More information about English language requirements


Selection

The selection is based on 1-165 credits.



Course Aim
Fundamental knowledge and skills in Computational Neuroscience. The student is to integrate and elaborate upon knowledge gained from previous university courses in cognitive and biological neuroscience. Furthermore, the student will attain skills in simulating the information processes of the brain by means of computational models. The course is for everyone who wants to learn about a highly topical and exciting field of research.

Contents
Integration of the course content in P0008A Intelligent Technology – Cognitive Science and P0012A Intelligent Technology – Computation & the Brain, implying an elaboration upon knowledge about the neurological base for perception, cognition, emotion, action and motor control. Additionally, mathematical, computational and neural network models are used to simulate the information processes of the brain. One example of such a process is the treatment of information in the primary visual cortex, which can be simulated by means of Hebbs law. The law postulates that when a neuron A activates a second neuron B, the synaptic coupling between the two neurons is strengthened.

Realization
Internet course, comprising individual studies.

Examination
Assignments and laboratory sections.

Remarks
Students must register for the courses themselves, or contact ETS educational administration eduets@ltu.se, not later than three days after the quarter commences. Failure to do so can result in the place being lost. This rule also applies to students with a guaranteed place.

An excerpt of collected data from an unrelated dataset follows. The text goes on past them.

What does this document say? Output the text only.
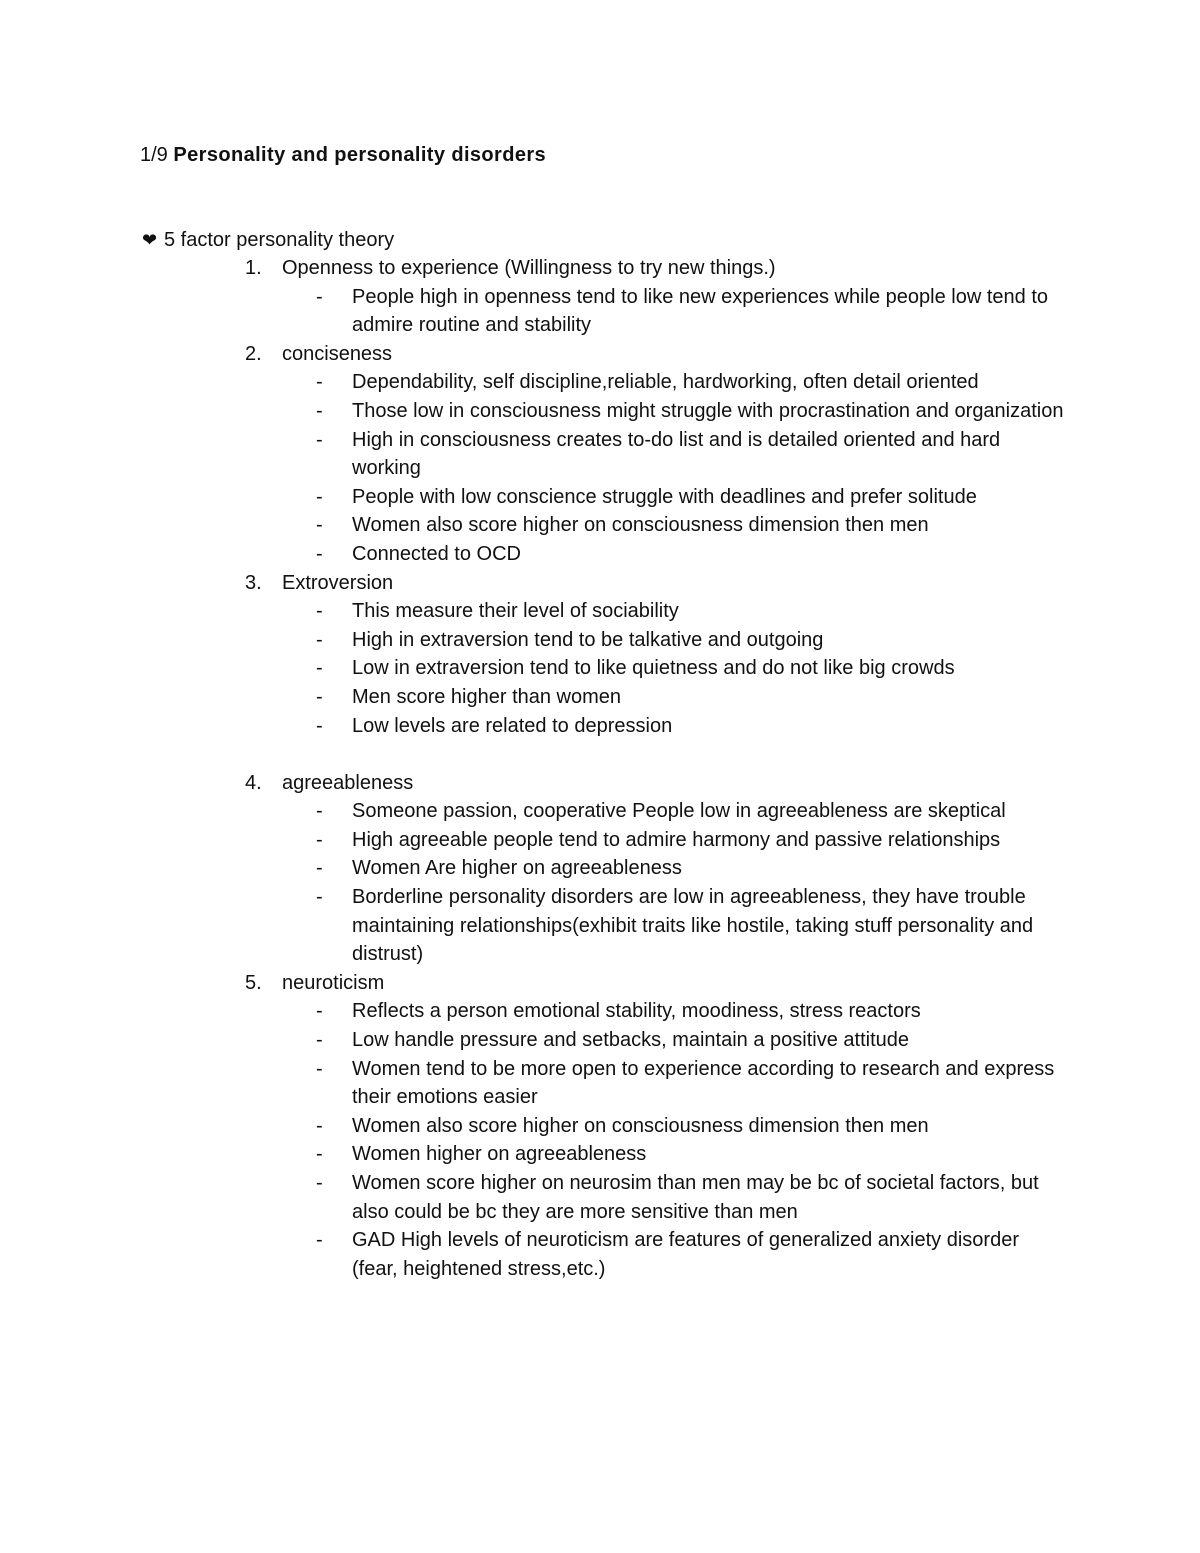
1/9 Personality and personality disorders
❤ 5 factor personality theory
1. Openness to experience (Willingness to try new things.)
- People high in openness tend to like new experiences while people low tend to admire routine and stability
2. conciseness
- Dependability, self discipline,reliable, hardworking, often detail oriented
- Those low in consciousness might struggle with procrastination and organization
- High in consciousness creates to-do list and is detailed oriented and hard working
- People with low conscience struggle with deadlines and prefer solitude
- Women also score higher on consciousness dimension then men
- Connected to OCD
3. Extroversion
- This measure their level of sociability
- High in extraversion tend to be talkative and outgoing
- Low in extraversion tend to like quietness and do not like big crowds
- Men score higher than women
- Low levels are related to depression
4. agreeableness
- Someone passion, cooperative People low in agreeableness are skeptical
- High agreeable people tend to admire harmony and passive relationships
- Women Are higher on agreeableness
- Borderline personality disorders are low in agreeableness, they have trouble maintaining relationships(exhibit traits like hostile, taking stuff personality and distrust)
5. neuroticism
- Reflects a person emotional stability, moodiness, stress reactors
- Low handle pressure and setbacks, maintain a positive attitude
- Women tend to be more open to experience according to research and express their emotions easier
- Women also score higher on consciousness dimension then men
- Women higher on agreeableness
- Women score higher on neurosim than men may be bc of societal factors, but also could be bc they are more sensitive than men
- GAD High levels of neuroticism are features of generalized anxiety disorder (fear, heightened stress,etc.)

Taught in Swedish and English.
 
Associated courses in Intelligent Technology are:
P0008A Intelligent Technology of the future – Cognitive science;
P0012A Intelligent Technology – Computation & the Brain;
P0065A Intelligent Technology – Computational Neuroscience I;
P7010A Intelligent Technology – Cyborgs & Humanoid Robots;
P7045A Intelligent Technology – Neuroscience & Mathematics;
P7034A Intelligent Technology – Computational Neuroscience;
P7023A Intelligent Technology – Scientific Work.

Examiner
Peter Bengtsson

Literature. Valid from Autumn 2014 Sp 1 (May change until 10 weeks before course start)
Trappenberg, T. P. (2010). Fundamentals of Computational Neuroscience. 2nd Edition.
Additional literature will be added according to the teacher's instructions.

Course offered by
Department of Business Administration, Technology and Social Sciences

Items/credits
NumberTypeCreditsGrade
0001Assignment report and laboratory work15.0U G#

Study guidance
Study guidance for the course is to be found in our learning platform Canvas before the course starts. Students applying for single subject courses get more information in the Welcome letter. You will find the learning platform via My LTU.